De hoge belasting- en premiedruk van de verzorgingsmaatschappij dwingt mensen volgens Mees om allerlei laagwaardig werk zelf te doen, omdat dit te kostbaar zou zijn om uit te besteden. Een goede nanny is onvindbaar of onbetaalbaar. Dat ontmoedigt bijvoorbeeld hoogopgeleide vrouwen om een volwaardige carrière te ambiëren. Maar Mees miskent dat mensen ook geïnteresseerd kunnen zijn in een betere mix van arbeid, zorg en vrije tijd en dat ze lijden onder de combinatiedruk en prestatiedrang van een hooggestreste samenleving. Misschien vinden mensen het gewoon aangenaam om een dag in de tuin te werken of het plafond te witten. Of vinden hoogopgeleide vrouwen het prettiger om de tijd te hebben om te ‘tutten’ met hun kinderen in plaats van supersnel carrière te maken en door het glazen plafond heen te breken.

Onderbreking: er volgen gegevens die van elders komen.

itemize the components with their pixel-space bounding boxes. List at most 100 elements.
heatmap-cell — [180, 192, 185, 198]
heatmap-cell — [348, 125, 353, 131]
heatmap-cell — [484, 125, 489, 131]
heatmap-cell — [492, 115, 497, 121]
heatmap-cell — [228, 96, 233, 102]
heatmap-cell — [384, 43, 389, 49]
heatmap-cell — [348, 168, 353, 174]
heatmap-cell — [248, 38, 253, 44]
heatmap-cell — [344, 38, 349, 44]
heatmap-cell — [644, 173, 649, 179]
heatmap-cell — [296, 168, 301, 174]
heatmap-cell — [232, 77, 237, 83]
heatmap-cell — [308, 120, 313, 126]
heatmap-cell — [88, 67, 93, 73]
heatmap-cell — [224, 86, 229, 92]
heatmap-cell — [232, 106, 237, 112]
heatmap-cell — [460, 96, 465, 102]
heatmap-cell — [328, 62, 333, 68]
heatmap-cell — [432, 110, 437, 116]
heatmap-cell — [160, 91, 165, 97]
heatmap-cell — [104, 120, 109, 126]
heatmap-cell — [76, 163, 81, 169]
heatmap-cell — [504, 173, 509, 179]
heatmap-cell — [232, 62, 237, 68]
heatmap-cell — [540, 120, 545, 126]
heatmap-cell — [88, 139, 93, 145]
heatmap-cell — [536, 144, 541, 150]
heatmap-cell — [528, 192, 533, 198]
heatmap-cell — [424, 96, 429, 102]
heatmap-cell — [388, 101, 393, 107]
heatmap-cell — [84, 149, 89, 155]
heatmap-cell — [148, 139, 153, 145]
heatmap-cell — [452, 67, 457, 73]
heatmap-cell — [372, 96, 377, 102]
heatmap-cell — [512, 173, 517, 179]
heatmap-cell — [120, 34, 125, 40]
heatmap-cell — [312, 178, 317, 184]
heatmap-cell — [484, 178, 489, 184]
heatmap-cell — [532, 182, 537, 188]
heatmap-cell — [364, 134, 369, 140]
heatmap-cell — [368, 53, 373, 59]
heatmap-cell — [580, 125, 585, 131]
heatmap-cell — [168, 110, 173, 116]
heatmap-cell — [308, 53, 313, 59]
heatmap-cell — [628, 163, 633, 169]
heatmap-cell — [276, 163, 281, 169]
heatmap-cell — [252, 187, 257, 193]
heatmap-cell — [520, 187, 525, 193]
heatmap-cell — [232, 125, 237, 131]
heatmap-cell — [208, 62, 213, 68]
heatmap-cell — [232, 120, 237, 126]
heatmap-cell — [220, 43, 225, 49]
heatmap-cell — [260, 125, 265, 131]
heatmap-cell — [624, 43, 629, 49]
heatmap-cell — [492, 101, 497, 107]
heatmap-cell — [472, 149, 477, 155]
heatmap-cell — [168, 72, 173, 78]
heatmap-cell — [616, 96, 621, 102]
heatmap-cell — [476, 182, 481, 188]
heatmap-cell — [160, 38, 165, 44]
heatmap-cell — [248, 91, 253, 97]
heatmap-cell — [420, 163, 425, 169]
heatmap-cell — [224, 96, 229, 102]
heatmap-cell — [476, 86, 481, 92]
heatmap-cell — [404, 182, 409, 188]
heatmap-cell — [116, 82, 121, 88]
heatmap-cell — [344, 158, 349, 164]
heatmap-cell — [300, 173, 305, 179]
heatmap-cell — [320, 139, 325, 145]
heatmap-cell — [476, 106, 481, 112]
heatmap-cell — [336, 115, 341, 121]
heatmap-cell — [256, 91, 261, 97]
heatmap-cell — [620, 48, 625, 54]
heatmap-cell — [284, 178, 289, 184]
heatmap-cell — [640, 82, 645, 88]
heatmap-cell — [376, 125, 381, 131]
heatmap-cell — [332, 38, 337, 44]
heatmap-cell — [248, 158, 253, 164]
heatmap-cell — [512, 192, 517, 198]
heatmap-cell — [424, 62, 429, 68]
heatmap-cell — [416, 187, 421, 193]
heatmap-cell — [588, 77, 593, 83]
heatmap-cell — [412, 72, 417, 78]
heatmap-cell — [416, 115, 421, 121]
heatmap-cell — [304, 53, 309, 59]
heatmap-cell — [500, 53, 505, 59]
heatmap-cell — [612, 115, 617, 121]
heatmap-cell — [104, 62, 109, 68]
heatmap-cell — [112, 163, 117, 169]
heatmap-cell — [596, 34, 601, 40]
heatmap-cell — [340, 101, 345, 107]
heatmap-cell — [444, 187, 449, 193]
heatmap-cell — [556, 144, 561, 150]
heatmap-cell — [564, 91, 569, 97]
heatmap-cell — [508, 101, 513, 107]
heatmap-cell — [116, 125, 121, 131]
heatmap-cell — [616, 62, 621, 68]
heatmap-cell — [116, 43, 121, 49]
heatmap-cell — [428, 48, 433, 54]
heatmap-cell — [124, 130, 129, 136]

De Amerikaanse overwerktheid en stresscultuur staan hier tegenover de relatief ontspannen arbeidssamenleving die onder andere wordt mogelijk gemaakt door een hoger niveau van sociale zekerheid. Mees omarmt daarentegen een puur individualistische kansenmaatschappij waarin het ‘ieder voor zich’ is, de kwaliteit van het leven er minder toe doet, en het ethos van de workaholic overheerst. Waarom bijvoorbeeld die exclusieve focus op junkbanen in de persoonlijke dienstverlening, op de private markt? De hogere belastingdruk in het Nederlands-Europese sociale model kan ook worden ingezet voor de schepping van een groter aantal gesubsidieerde banen voor lager opgeleiden in de openbare ruimte en de publieke dienstverlening (zoals de zorg of het onderwijs), waarbij de kwaliteit van de arbeid beter kan worden bewaakt.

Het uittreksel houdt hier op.